Nonetheless, the words “witch” and “pagan” stir up images of cackling hags with green skin and warts, or cloaked eerie figures hunched over pentagrams and performing sacrifices by torchlight. These primarily outdated misconceptions and stereotypes reflect the fear-based activities of the distant past, often manifested in Hollywood portrayals.
Technically, a pagan is anyone outside of the Christian faith (i.e., a heathen). Once a derogatory term directed toward those living in rural communities, during the Roman rise to Christianity, the word came to describe anyone who believed in multiple deities, as in the old ways.
Today, it encompasses a wide variety of themes. Common subjects in paganism and witchcraft include the moon phases and planetary influences, astral travel and other-worlds, crystals and gemstones, divination and psychic energies, astrology, herbal remedies, spell work, animal magic, dream interpretation, and more.
Traditions or Sects of Witchcraft and the Pagan Path
“Traditions” in this context refers to the different sects, belief systems, and types of pagan practices. There are more than 60 diverse varieties of witches enveloped in paganism.

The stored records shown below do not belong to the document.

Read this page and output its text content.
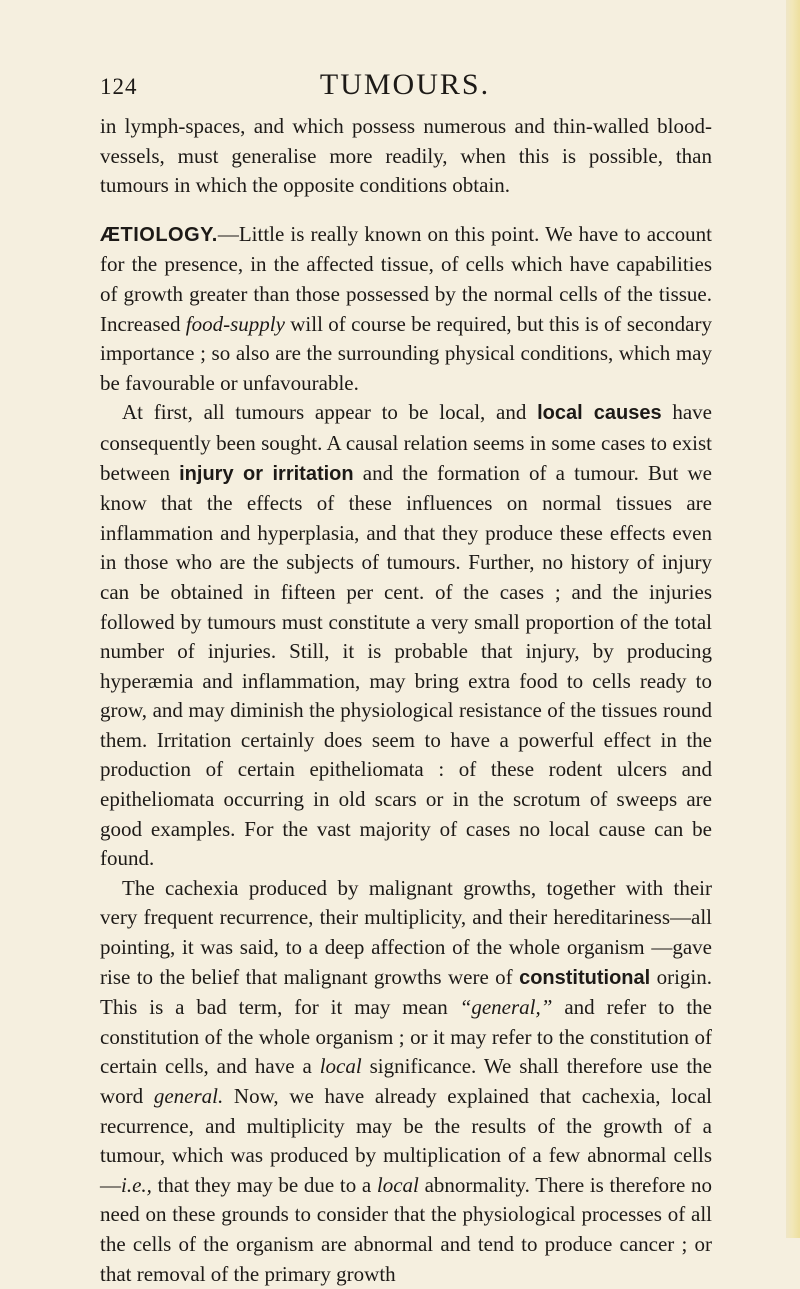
124	TUMOURS.

in lymph-spaces, and which possess numerous and thin-walled blood-vessels, must generalise more readily, when this is possible, than tumours in which the opposite conditions obtain.

ÆTIOLOGY.—Little is really known on this point. We have to account for the presence, in the affected tissue, of cells which have capabilities of growth greater than those possessed by the normal cells of the tissue. Increased food-supply will of course be required, but this is of secondary importance ; so also are the surrounding physical conditions, which may be favourable or unfavourable.

At first, all tumours appear to be local, and local causes have consequently been sought. A causal relation seems in some cases to exist between injury or irritation and the formation of a tumour. But we know that the effects of these influences on normal tissues are inflammation and hyperplasia, and that they produce these effects even in those who are the subjects of tumours. Further, no history of injury can be obtained in fifteen per cent. of the cases ; and the injuries followed by tumours must constitute a very small proportion of the total number of injuries. Still, it is probable that injury, by producing hyperæmia and inflammation, may bring extra food to cells ready to grow, and may diminish the physiological resistance of the tissues round them. Irritation certainly does seem to have a powerful effect in the production of certain epitheliomata : of these rodent ulcers and epitheliomata occurring in old scars or in the scrotum of sweeps are good examples. For the vast majority of cases no local cause can be found.

The cachexia produced by malignant growths, together with their very frequent recurrence, their multiplicity, and their hereditariness—all pointing, it was said, to a deep affection of the whole organism —gave rise to the belief that malignant growths were of constitutional origin. This is a bad term, for it may mean “general,” and refer to the constitution of the whole organism ; or it may refer to the constitution of certain cells, and have a local significance. We shall therefore use the word general. Now, we have already explained that cachexia, local recurrence, and multiplicity may be the results of the growth of a tumour, which was produced by multiplication of a few abnormal cells—i.e., that they may be due to a local abnormality. There is therefore no need on these grounds to consider that the physiological processes of all the cells of the organism are abnormal and tend to produce cancer ; or that removal of the primary growth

Kitchen and garden witches work with herbs, spices, and fresh harvests from a garden to create teas, tinctures, healing salves or scrumptious meals crafted with magical intent. There are many other branches to the pagan family tree, including those who build faith on the faerie realm (or the Fey) and otherworldly creatures, sea witches who nestle into private coves near large bodies of water.
Paganism is not one religion
Paganism is not one religion, but a collection of sects tucked under the umbrella of the pagan path. These are like the many denominations under the cap of Christianity.
The most common organized religion within paganism is Wicca. However, while Wiccans are indeed pagan, not all pagans are Wiccan; similarly, not all pagans are devil worshippers, and not all Christians are Catholic.
Pagan, in its purest form, refers to ancient ways. It harkens to a time when legends and lore of Greek, Norse, and Egyptian gods and goddesses intermingled with long-held mortal beliefs in multiple deities.
Modern or neo-paganism still encompasses a following who honor and worship a multitude of gods and goddesses. Contrarily, some pagans do not subscribe to a belief in deities, while others connect with a single divine entity.
Some pagans inherit their beliefs system from ancestral history. Descendants of known pagans are natural-born witches who may opt to carry on family tradition or walk a different path. Other witches follow their intuition, curiosity, or an inexplicable draw to elements contained within the pagan ways.
Covens are groups of witches and pagans who choose to practice their faith as a united group. There are also solitary practitioners who prefer to work alone.
Some who follow the pagan path believe in spell work and energy shifting through ceremony and ritual; others foster healing arts with herbs, oils, and plant-based medicine. Some pagans work with crystal energies and healing practices such as Reiki and the alignment of the chakra system, color magic, and those who specialize in divination through the arts of reading palms, tarot, tea leaves, and other psychic conduits.